Compliance with federal, state, and international privacy and security laws and regulations often is more an interpretive art than an empirical science—and it is frequently a matter for negotiation. When business metrics are applied to compliance, many companies decide to deploy as little technology or process as possible—or to ignore the governing laws and regulations completely. Every company weighs the cost of protecting personal data with the cost of what it would take to notify customers if a breach occurred.
It is not rational to promote best practices and guidelines that do not meet the real needs of today’s technologically-rich organization.
Are Ineffective controls the result of:
- Too Many or Confusing Regulations?
- Dysfunctional Best Practices, Guidelines and Processes?
- Inferior Internal Controls?
- Mediocre, Ineffective and Inadequately trained Audit Oversight?
- IT Complexity?
- Lack of Risk Awareness?
- Focus on the wrong Risks?
- Probability Neglect?
- Heuristic Bias?
- Subjective and Intuitive Judgment Error?
- Combination of all of the above
Regulatory Landscape:
- There is a plethora of regulatory compliance rules that companies must be aware of and mitigate the risk of non-compliance is exhausting. The regulatory landscape is full of compliance land mines for the unaware organization. From Sarbanes-Oxley, HIPAA, Basel II, Graham-Leach-Bliley, SEC Rules 6835 & 17-a, TREAD Act, FCC-LSOG, USA Patriot Act, California Security Breach Notice Law and the list may as well go on ad infinitum. There are services that organizations now subscribe to just to keep up with all the regs.
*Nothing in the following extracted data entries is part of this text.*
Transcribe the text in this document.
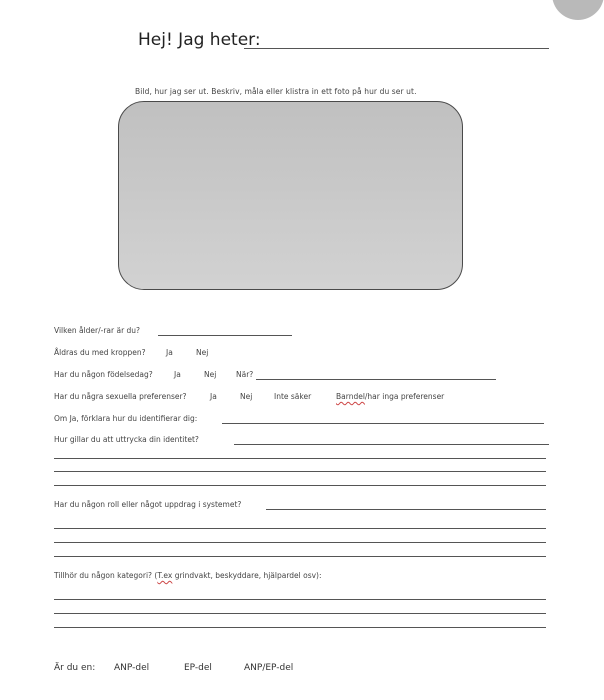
Hej! Jag heter:
Bild, hur jag ser ut. Beskriv, måla eller klistra in ett foto på hur du ser ut.
Vilken ålder/-rar är du?
Åldras du med kroppen?	Ja	Nej
Har du någon födelsedag?	Ja	Nej	När?
Har du några sexuella preferenser?	Ja	Nej	Inte säker	Barndel/har inga preferenser
Om Ja, förklara hur du identifierar dig:
Hur gillar du att uttrycka din identitet?
Har du någon roll eller något uppdrag i systemet?
Tillhör du någon kategori? (T.ex grindvakt, beskyddare, hjälpardel osv):
Är du en: ANP-del	EP-del	ANP/EP-del
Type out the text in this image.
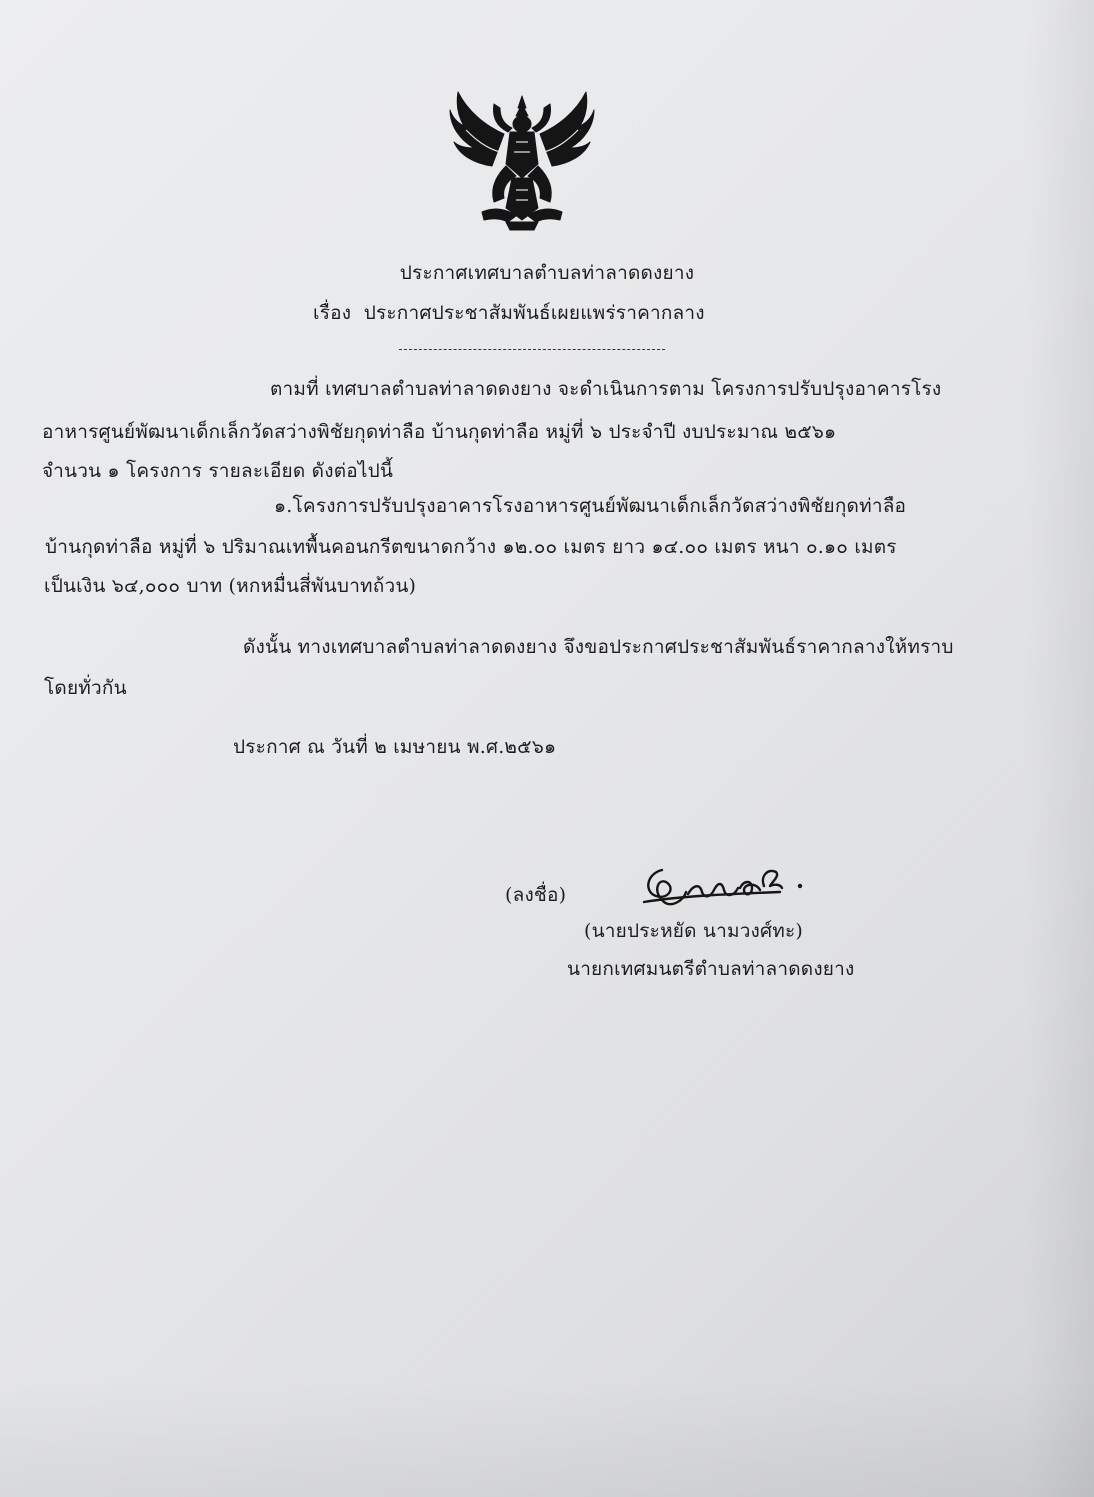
ประกาศเทศบาลตำบลท่าลาดดงยาง
เรื่อง ประกาศประชาสัมพันธ์เผยแพร่ราคากลาง
ตามที่ เทศบาลตำบลท่าลาดดงยาง จะดำเนินการตาม โครงการปรับปรุงอาคารโรง
อาหารศูนย์พัฒนาเด็กเล็กวัดสว่างพิชัยกุดท่าลือ บ้านกุดท่าลือ หมู่ที่ ๖ ประจำปี งบประมาณ ๒๕๖๑
จำนวน ๑ โครงการ รายละเอียด ดังต่อไปนี้
๑.โครงการปรับปรุงอาคารโรงอาหารศูนย์พัฒนาเด็กเล็กวัดสว่างพิชัยกุดท่าลือ
บ้านกุดท่าลือ หมู่ที่ ๖ ปริมาณเทพื้นคอนกรีตขนาดกว้าง ๑๒.๐๐ เมตร ยาว ๑๔.๐๐ เมตร หนา ๐.๑๐ เมตร
เป็นเงิน ๖๔,๐๐๐ บาท (หกหมื่นสี่พันบาทถ้วน)
ดังนั้น ทางเทศบาลตำบลท่าลาดดงยาง จึงขอประกาศประชาสัมพันธ์ราคากลางให้ทราบ
โดยทั่วกัน
ประกาศ ณ วันที่ ๒ เมษายน พ.ศ.๒๕๖๑
(ลงชื่อ)
(นายประหยัด นามวงศ์ทะ)
นายกเทศมนตรีตำบลท่าลาดดงยาง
- In addition, there are a large group of guidelines and best practices that are intended to protect our organizations from crisis i.e. BCM Institute, British Standard BS25999, ISO 22301, HB 221:2004, HB 292:2006, NFPA 1600:2007, MS 1970:2007, ISACA, CObIT, ASIS, ITIL.
State of the Technology:
- The Ponemon Institute estimates that worldwide organizational are losing over $35 Billion monthly from data center downtime.
- Meta Group estimates that businesses lose an average of $1 million in revenue for every hour of downtime.
- Nicholas G. Carr point out in his seminal Harvard Business Review article IT Doesn’t Matter, “today, an IT disruption can paralyze a company’s ability to make products, deliver its services, and connect with its customers, not to mention foul its reputation … even a brief disruption in availability of technology can be devastating.”
- Roger Sessions also attempts to quantify the problem in his The IT Complexity Crisis: Danger and Opportunity, in which he calculates that IT failures are costing businesses $6.18 trillion per year worldwide. The cost of IT failure is paid year after year, with no end in sight. If this trend continues, within another five years or so a total IT meltdown may be unavoidable.
BCM must begin to apply the principals of ‘Prospect Theory’ and loss aversion to promote better decisions regarding operational resiliency, high availability and disaster recovery.